A rápida ascensão da psiquiatria biológica assegurou que, eventualmente, o campo estava fadado ao exagero. Ele o fez de forma espetacular, argumenta Anne Harrington, professora de história da ciência da Ford, enquanto psiquiatras dos anos 80 em diante buscavam explicações puramente biológicas para doenças mentais, e as correspondentes curas farmacológicas. Ela mergulha nestes esforços muitas vezes perturbadores em Mind Fixers: A Busca Psiquiátrica de Problemas na Biologia da Doença Mental (W.W. Norton, $27.95). Da introdução:
Até 1988…a transformação da psiquiatria em uma disciplina biológica parecia completa. Naquele outono o psiquiatra Samuel Guze deu uma palestra no Maudsley Hospital de Londres com o título provocativo: “Psiquiatria Biológica”: Existe outro tipo de psiquiatria?” A sua resposta estava implícita no título: claro que não. Psiquiatria era um ramo da medicina, e toda medicina era “biologia aplicada”, fim da história. “Eu acredito”, concluiu ele, “que o debate contínuo sobre a base biológica da psiquiatria deriva muito mais de preocupações filosóficas, ideológicas e políticas do que de preocupações científicas”, “
Tudo isso somado a nada menos que uma revolução palaciana na psiquiatria americana, uma reviravolta surpreendentemente rápida, de 180 graus, na compreensão e nas abordagens das enfermidades da mente. Porque é que isso aconteceu? O que levou uma profissão inteira a se reorientar tão rápida e completamente?

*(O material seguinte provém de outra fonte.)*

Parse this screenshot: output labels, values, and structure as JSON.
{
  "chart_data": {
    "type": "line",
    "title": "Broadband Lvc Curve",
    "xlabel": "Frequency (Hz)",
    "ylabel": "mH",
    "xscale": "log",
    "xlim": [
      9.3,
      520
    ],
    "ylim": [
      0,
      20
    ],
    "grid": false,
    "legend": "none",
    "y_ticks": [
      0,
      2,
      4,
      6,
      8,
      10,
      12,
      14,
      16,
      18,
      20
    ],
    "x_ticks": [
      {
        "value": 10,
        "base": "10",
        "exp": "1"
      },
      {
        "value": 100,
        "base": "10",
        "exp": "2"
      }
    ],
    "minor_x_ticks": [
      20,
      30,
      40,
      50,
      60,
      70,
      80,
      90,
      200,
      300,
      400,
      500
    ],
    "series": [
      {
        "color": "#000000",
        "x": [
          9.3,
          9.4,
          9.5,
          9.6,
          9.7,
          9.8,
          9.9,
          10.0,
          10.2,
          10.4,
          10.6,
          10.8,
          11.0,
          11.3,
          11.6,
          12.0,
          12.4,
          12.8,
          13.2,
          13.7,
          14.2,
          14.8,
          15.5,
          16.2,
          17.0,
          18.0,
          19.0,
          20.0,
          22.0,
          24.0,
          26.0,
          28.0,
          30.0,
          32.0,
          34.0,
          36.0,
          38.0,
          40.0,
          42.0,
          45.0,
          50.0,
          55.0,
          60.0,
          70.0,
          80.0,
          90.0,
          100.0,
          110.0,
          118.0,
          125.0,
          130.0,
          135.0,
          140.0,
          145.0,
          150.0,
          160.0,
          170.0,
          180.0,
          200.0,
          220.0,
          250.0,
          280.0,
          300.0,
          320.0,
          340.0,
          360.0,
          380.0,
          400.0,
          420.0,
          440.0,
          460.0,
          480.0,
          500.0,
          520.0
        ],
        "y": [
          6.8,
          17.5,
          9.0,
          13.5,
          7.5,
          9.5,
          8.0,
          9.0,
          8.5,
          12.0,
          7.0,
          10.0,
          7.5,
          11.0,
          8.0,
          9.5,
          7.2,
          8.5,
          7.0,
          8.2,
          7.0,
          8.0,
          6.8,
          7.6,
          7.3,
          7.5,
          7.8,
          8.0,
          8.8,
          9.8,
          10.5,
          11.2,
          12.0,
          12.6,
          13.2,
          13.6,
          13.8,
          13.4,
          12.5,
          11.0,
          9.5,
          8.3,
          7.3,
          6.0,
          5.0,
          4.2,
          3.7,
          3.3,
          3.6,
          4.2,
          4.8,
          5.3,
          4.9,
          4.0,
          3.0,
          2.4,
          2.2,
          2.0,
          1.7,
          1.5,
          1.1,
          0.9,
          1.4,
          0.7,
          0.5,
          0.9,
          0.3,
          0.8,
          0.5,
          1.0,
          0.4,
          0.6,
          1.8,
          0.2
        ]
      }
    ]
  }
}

Para os psiquiatras que anunciaram estes desenvolvimentos nos anos 80, as respostas pareciam claras. No final do século XIX, eles acreditavam que o campo da psiquiatria – especialmente na Europa de língua alemã – estava de fato no caminho certo. Sob a liderança de Theodor Meynert e Emil Kraepelin, tinha seguido um robusto programa de pesquisa biológica. Infelizmente, os freudianos tinham aparecido, virado a cabeça de todos e liderado o campo por mais de meio século em um deserto científico. Finalmente, porém, novos e excitantes desenvolvimentos em neurociência, genética e psicofarmacologia tinham mudado as coisas. Evidências irrefutáveis de que os distúrbios mentais eram doenças cerebrais tinham encorajado uma nova geração de psiquiatras biológicos a derrubar os freudianos e a trazer de volta o cérebro como o principal objeto de pesquisa, diagnóstico e tratamento psiquiátrico. Foi uma história explicativa simples, com heróis e vilões claros, e acima de tudo um final satisfatoriamente feliz.
O único problema com esta história é que está errada – não apenas ligeiramente errada, mas errada em cada particular. Os psiquiatras cerebrais do século XIX não eram versões iniciais dos revolucionários biológicos dos anos 80, exceto talvez pelo fato de que eles usavam coletes mais longos e tinham mais pêlos faciais. Seu projeto não caiu vítima do chamado da sereia da psicanálise. Ele falhou nos seus próprios termos. Os psiquiatras freudianos só chegaram a posições de poder significativo depois da Segunda Guerra Mundial (não antes), e o fizeram não porque foram capazes de persuadir brevemente um número suficiente de pessoas a acreditarem em suas tolices, mas porque pareciam ter compreendido melhor os desafios da saúde mental do pós-guerra do que os biólogos tinham….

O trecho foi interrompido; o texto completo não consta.